ASHBERY SIGHTING: "READING JOHN ASHBERY IN COSTA COFFEE, CARLOW" (FROM THE "LEINSTER LEADER")
/John Ashbery makes an appearance via a new Swedish-Engligh bilingual book of poems, as reported in Irish newspaper the Leinster Leider:
Kildare man launches new book of poetry
DESCRIBED AS ENTERING THE SURREAL SURROUNDINGS OF A REAL AND IMAGINED CARLOW WHERE HE LIVES AND WORKS
By Conor McHugh
12 Mar 2019
Kill man Dr Derek Coyle will launch a book of his original poems, ‘Reading John Ashbery in Costa Coffee, Carlow’, at Carlow College, St Patrick’s on Wednesday, April 10 at 7.30 in Cobden Hall.
A former student of Naas CBS and Maynooth University, Dr Coyle lectures in English Literature and Creative Writing at Carlow College, St Patrick’s.
The book is a dual language text consisting of original poems in English with their Swedish translation. Peter Nyberg has translated the poems into Swedish, and Magnus Grehn Förlag is the publisher. The President of Carlow College, St Patrick’s, Fr Conn Ó Maoldhomhnaigh, will host the evening and the writer Peter Murphy will launch the book.
Once you open the pages of this intriguing collection, you enter the surreal surroundings of a real and imagined Carlow. Here Mozart and Beethoven drink pints in Tully’s bar. And a busy and preoccupied Bob Dylan and Andy Warhol work hard in New York’s legendary Chelsea Hotel, but manage to miss the Tiger of Annam who travels past them and on through the tunnels of time to end up in Carlow.
Whilst there, he strolls past Woodie’s on his way to the Barrow in a continuing search for a true north. And in this Carlow you will find the Coyle’s fellow Kildare man Christy Moore jamming outside the local Tesco with three musicians from a Picasso painting, and dressed like Ziggy Stardust, in an impromptu protest against the invasive nature of contemporary capitalism.
Carlow is not the only location. You also encounter Tranås, a town very similar in style and character to Carlow, but buried in the heartland of Sweden’s lake and forest country, halfway between Malmo and Stockholm on the train line. In this Tranås, you will encounter the legendary Swedish poet Magnus Larsson who wrote about lonely whales and unlucky jockeys in poems that were the talk of literary society across Europe and beyond (even outer space).
Where life in this Swedish town shares similarities with life in rural Ireland in the 60s, 70s, and even the 80s. Here the shops close on Sundays, and fathers and sons spend their time fishing by the lakes, admiring the exploits of Ove Fundin, the world Speedway Champion, immortalized atop a bronze motorbike in a statue at the centre of the town.

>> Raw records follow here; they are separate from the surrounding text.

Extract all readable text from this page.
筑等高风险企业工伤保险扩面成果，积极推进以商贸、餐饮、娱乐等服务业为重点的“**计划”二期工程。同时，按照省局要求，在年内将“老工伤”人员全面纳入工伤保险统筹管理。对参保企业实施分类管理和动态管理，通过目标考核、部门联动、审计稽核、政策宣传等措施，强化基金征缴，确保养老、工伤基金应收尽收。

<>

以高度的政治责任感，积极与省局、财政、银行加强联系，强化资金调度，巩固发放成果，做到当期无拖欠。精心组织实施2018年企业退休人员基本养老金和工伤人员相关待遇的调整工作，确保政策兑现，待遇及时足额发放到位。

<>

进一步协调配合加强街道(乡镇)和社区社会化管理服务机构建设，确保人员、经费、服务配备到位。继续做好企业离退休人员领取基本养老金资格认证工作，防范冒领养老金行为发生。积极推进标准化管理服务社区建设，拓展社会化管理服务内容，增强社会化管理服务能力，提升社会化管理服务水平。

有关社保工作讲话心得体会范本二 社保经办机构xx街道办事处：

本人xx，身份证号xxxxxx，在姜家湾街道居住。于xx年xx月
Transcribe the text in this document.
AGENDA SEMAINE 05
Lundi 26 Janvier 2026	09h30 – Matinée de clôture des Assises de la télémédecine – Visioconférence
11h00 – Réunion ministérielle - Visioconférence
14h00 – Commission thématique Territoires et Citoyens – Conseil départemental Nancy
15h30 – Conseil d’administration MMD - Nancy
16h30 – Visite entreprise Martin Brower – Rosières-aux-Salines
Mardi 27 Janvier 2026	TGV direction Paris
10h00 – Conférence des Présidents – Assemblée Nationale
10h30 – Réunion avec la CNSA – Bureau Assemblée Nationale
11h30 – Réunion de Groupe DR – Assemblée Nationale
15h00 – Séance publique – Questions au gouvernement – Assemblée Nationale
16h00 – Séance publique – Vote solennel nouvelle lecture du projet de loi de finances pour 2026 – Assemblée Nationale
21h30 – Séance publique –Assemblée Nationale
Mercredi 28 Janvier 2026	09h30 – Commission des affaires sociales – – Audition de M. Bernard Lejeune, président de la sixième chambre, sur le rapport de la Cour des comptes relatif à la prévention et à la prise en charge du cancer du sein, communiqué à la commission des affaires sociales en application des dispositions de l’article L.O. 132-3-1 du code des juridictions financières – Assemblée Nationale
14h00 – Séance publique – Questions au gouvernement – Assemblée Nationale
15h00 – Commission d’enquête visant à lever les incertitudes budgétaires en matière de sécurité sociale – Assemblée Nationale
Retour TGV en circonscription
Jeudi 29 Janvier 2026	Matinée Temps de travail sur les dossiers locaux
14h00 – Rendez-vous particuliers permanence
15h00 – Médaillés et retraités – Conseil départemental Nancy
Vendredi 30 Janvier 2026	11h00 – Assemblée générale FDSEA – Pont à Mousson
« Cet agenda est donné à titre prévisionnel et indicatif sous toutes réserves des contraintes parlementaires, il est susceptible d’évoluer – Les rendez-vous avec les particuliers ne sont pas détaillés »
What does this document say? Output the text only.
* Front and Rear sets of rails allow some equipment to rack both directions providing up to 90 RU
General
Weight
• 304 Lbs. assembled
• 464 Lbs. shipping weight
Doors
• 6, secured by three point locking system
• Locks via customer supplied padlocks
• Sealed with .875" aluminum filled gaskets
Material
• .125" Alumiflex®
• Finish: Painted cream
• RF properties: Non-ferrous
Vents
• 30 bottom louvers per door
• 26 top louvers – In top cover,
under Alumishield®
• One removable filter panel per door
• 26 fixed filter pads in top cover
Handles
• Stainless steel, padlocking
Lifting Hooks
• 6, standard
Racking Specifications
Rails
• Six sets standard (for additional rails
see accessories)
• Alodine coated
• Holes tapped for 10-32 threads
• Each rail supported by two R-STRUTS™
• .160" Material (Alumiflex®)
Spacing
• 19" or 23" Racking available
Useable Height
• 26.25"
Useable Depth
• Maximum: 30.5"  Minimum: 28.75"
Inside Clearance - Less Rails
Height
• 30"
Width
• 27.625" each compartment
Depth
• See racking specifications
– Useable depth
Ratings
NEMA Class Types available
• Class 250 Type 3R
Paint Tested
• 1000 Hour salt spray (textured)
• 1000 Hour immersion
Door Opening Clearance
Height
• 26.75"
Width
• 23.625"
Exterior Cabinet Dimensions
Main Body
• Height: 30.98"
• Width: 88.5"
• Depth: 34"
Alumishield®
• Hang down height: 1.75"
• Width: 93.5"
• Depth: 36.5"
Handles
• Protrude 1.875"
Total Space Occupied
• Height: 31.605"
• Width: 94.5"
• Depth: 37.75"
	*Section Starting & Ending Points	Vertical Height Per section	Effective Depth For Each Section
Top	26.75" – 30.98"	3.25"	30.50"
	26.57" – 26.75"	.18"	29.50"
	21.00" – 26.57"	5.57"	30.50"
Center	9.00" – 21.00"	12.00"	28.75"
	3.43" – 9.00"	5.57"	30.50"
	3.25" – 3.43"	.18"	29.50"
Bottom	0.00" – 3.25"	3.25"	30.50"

In poems of touching delicacy, Coyle evokes a very human world of suffering, injustice and tragedy. ‘The Shoulder’ recalls a tender moment shared between the German speaking Czech writer Franz Kafka and Milena Jesenská, both of whom would die tragically young; he from tuberculosis and she in a Nazi concentration camp.
‘The Charred Boots’ relates in an almost timeless way, the tragic loss of a child in a freak fire, as related by her ghostly voice, as she recounts the impact of this tragedy on her mourning parents.
The collection’s title poem, ‘Reading John Ashbery in Costa Coffee, Carlow’, whilst evoking the humorous presence of James Joyce, Gandhi and John Lennon, ends somewhat surprisingly with a reference to the ongoing Syrian conflict.
While the poems playfully engage with the possibilities opened up by contemporary physics, especially quantum theory, they are humane in a way that is timeless and challenging. Deeply engaged with contemporary reality, these poems constantly surprise, uplift and transform.
Derek Coyle has published poems in Ireland, Britain, Sweden and the U.S. He has been shortlisted for the Patrick Kavanagh Award, been runner-up in the Bradshaw Prize and he has featured in the Poetry Ireland ‘Poetry Introductions’ series. He represented Ireland at an international literary residency in Tranås in Sweden, as a guest of Kultivera, and he has featured in the International Poetry Festival in Jönköping.
He is a founding member of the Carlow Writers’ Co-Operative.